Checking Dimensions in Deep Learning Models

Part A

Let \(\mathbf{x}\in \mathbb{R}^p\) be a vector with \(p\) input features (we’ll assume that the constant feature is included). We can represent a simple neural network with \(k\) outputs as a function \(f: \mathbb{R}^p \to \mathbb{R}^k\) that maps the input vector \(\mathbf{x}\) to an output vector \(\mathbf{y}= f(\mathbf{x})\) using the following formula:

\[ \begin{aligned} f(\mathbf{x}) = \alpha(\alpha(\mathbf{x}^T \mathbf{W}_1) \mathbf{W}_2)\mathbf{W}_3\;, \end{aligned} \]

where \(\alpha\) is a nonlinear function (like the ReLU) which is applied entrywise to its argument.

Each of the three matrices \(\mathbf{W}_i\) has dimensions \(r_i \times c_i\) for some positive integers \(r_i\) and \(c_i\). Please give an example of choices of \(r_i\) and \(c_i\) for \(i=1,2,3\) that would work for the above formula, in the sense that all matrix-vector operations are valid and that the input and output have correct dimensions.

Part B

Applying a convolutional kernel of size \(k \times k\) to an image with \(r\) rows, \(c\) columns, and \(d\) channels (e.g. RGB) results in an output with \(r - k + 1\) rows, \(c - k + 1\) columns, and \(1\) channel.
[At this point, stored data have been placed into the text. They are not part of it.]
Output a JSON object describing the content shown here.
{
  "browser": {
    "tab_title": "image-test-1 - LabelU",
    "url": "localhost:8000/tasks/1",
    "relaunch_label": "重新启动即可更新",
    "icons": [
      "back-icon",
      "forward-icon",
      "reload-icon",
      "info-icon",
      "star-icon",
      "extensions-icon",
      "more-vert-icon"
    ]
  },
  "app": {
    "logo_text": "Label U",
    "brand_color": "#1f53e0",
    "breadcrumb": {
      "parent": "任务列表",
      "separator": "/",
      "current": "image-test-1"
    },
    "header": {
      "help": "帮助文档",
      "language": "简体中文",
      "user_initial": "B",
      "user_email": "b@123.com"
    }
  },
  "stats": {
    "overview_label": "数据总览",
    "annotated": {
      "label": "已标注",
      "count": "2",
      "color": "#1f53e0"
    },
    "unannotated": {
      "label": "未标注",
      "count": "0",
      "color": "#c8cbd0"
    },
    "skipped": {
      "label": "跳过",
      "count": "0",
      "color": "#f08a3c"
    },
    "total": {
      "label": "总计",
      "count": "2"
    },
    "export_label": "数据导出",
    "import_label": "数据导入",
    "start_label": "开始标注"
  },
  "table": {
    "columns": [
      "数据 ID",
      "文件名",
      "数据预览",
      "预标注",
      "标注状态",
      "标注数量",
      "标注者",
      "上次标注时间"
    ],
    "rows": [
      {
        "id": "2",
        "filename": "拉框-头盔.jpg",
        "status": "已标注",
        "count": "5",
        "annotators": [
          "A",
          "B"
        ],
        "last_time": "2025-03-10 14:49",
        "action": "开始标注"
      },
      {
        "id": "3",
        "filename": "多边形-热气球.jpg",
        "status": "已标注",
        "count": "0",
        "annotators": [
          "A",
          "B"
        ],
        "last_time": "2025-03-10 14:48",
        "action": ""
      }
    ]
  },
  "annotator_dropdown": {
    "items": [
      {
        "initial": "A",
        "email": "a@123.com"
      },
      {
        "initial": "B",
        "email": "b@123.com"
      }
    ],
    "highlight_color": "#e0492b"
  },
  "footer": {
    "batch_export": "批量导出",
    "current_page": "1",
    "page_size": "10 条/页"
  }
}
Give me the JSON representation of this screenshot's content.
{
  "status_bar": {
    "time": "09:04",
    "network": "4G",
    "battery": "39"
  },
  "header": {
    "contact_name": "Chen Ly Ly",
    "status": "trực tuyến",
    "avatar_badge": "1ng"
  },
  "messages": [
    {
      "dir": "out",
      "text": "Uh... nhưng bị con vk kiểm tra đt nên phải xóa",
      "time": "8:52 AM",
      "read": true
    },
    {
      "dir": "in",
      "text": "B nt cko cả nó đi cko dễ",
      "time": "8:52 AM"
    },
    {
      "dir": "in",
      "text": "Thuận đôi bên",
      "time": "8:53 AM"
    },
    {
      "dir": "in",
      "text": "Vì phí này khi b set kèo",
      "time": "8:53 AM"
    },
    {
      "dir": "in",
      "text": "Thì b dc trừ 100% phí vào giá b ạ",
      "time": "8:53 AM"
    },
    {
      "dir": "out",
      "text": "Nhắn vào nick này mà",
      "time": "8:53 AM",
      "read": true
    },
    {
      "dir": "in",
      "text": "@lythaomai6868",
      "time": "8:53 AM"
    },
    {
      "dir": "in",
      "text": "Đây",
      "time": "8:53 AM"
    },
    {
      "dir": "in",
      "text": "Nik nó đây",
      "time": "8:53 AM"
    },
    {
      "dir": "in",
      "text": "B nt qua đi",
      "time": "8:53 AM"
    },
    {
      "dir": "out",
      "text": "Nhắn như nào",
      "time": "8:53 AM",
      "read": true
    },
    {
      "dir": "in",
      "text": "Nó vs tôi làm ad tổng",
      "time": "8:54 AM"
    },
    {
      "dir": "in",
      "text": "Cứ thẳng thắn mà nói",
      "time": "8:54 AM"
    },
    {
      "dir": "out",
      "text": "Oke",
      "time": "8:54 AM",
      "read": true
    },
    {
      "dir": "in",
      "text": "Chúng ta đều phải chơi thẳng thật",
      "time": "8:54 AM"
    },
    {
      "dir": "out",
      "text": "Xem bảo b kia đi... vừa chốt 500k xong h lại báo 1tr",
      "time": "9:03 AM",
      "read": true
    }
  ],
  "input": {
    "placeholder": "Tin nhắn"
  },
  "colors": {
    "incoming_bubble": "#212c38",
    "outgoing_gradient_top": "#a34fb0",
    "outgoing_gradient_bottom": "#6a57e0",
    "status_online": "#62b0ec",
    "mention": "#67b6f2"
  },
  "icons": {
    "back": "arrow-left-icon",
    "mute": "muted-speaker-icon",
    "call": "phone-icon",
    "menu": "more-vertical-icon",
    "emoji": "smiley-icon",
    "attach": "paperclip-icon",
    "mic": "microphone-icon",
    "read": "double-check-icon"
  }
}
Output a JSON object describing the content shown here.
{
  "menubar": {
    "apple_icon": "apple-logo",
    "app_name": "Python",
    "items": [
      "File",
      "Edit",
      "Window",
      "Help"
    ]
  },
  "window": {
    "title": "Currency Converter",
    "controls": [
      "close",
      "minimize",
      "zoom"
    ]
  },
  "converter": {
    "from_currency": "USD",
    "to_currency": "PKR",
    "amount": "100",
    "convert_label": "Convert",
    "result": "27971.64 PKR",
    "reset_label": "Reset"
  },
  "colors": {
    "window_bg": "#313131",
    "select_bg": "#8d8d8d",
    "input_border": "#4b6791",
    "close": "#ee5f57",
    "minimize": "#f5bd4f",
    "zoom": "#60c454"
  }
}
Consider the following simple convolutional neural network:

class SmallConvNet(nn.Module):
    def __init__(self):
        super().__init__()

        self.pipeline = torch.nn.Sequential(
            nn.Conv2d(d_channels, m_kernels, kernel_size),
            ReLU(),
            nn.Flatten(),
            nn.Linear(input_dimension, output_dimension)
        )

    def forward(self, x):
        return self.pipeline(x)

Here, d_channels is the number of channels in the input image (corresponding to \(d\) above), m_kernels is the number of convolutional kernels, kernel_size is the size of the convolutional kernel (corresponding to \(k\) above), input_dimension is the dimension of the flattened output of the convolutional layer, and output_dimension is the dimension of the output of the network.

Please give a formula for the required value of input_dimension in terms of d_channels, m_kernels, kernel_size, and the dimensions of the input image (i.e. \(r\) and \(c\)).

Hint: You may find it helpful to check your proposed formula against an example in the lecture notes.